United Health Care 4Q Net Drop because of Litigation?

Keep it Simple today and learn as much as you can before being sold on a point of view. You believe it's your neighbor's illness that caused your insurance rates to go up so you fight as one of the healthy to exclude him/her from YOUR insurance pool so that during the short period of time when you are perfectly healthy YOU can pay less for health insurance. How's that working? Have your rates gone down in spite of your good behavior, good luck and good genes? No. And when you do get sick you are at a greater risk than ever of missing out on treatment, going bankrupt from treatment or surviving treatment only to find yourself uninsurable. But you still believe. Today I advocate stepping up the game. How about looking at the business pages?

UnitedHealth Group was sued for artificially low reimbursements for out of network services by its insureds and doctors (who get paid from insurance). Claims date from 1994 and yes, it's 2009. In addition to litigation costs UnitedHealth Group will pay $350 million to a fund. See:

http://www.businesswire.com/portal/site/google/?ndmViewId=news_view&newsId=20090115005323&newsLang=en

Yesterday headlines reported that "UnitedHealth 4Q Net Slides 40% Amid Charges, Cost Increases" for example see: http://online.wsj.com/article/BT-CO-20090122-704488.html

Details reveal that:

1) Revenue climbed 9.4% to $20.5 billion on premium increases and acquisitions: Okay, so your prices were raised but that wasn't enough for United HealthCare to post a profit that met expectations

2) UnitedHealth made money, make no mistake. Profits were 60 cents a share, down from $1.22 billion, or 92 cents a share, a year earlier.

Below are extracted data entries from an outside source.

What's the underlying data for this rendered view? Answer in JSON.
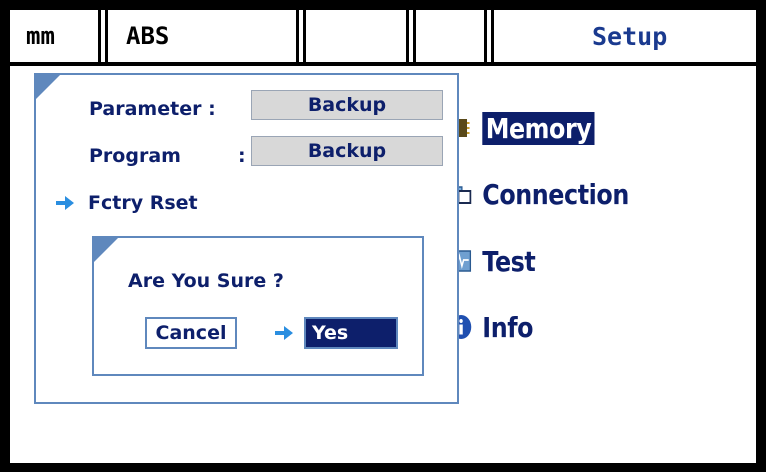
{
  "tabs": {
    "unit": "mm",
    "mode": "ABS",
    "blank1": "",
    "blank2": "",
    "title": "Setup"
  },
  "menu": {
    "items": [
      {
        "label": "Memory",
        "icon": "memory-chip-icon",
        "selected": true
      },
      {
        "label": "Connection",
        "icon": "connection-icon",
        "selected": false
      },
      {
        "label": "Test",
        "icon": "test-chart-icon",
        "selected": false
      },
      {
        "label": "Info",
        "icon": "info-icon",
        "selected": false
      }
    ]
  },
  "panel": {
    "parameter_label": "Parameter :",
    "parameter_value": "Backup",
    "program_label": "Program",
    "program_colon": ":",
    "program_value": "Backup",
    "factory_reset_label": "Fctry Rset"
  },
  "dialog": {
    "question": "Are You Sure ?",
    "cancel_label": "Cancel",
    "yes_label": "Yes"
  },
  "colors": {
    "accent": "#0d1f6b",
    "panel_border": "#5f88bd",
    "arrow": "#2a8ee0",
    "value_box": "#d8d8d8"
  }
}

3)The latest results included an 18-cent charge for a class-action litigation.

4) In spite of greater charges, UnitedHealth also points out an increase of .9 percentage point that raises their medical loss ratio to 80.8%. This number is remarkable in its claim that UnitedHealth's medical-loss ratio which reflects the PERCENTAGE OF PREMIUM REVENUE USED TO PAY PATIENT BILLS. Why so high? Remember, defensive medicine, those unnecessary tests used by physicians to keep their own insurance rates lower are included. Until consumers can convince providers NOT to administer every test under the sun at every turn, these costs will remain high. Still, spending $.81 of every dollar paid in on patient health is a decent number.

5) The stock ended up, not down because of the settlement of the litigation...meaning that it was the threat of having to pay up for past actions that drained off the profits from UnitedHealth.

So how do you think the problem will be solved? Consumers will be charged more for less, health insurers are one horse shows, this is the ONLY way they solve problems. However, keep it simple today and accept the reality that the litigation costs and settlement costs which have NOTHING TO DO WITH WHETHER YOUR FAT NEIGHBOR GOT SICK are the number one negative impact on UnitedHealth's profits IN SPITE OF INCREASED REVENUE.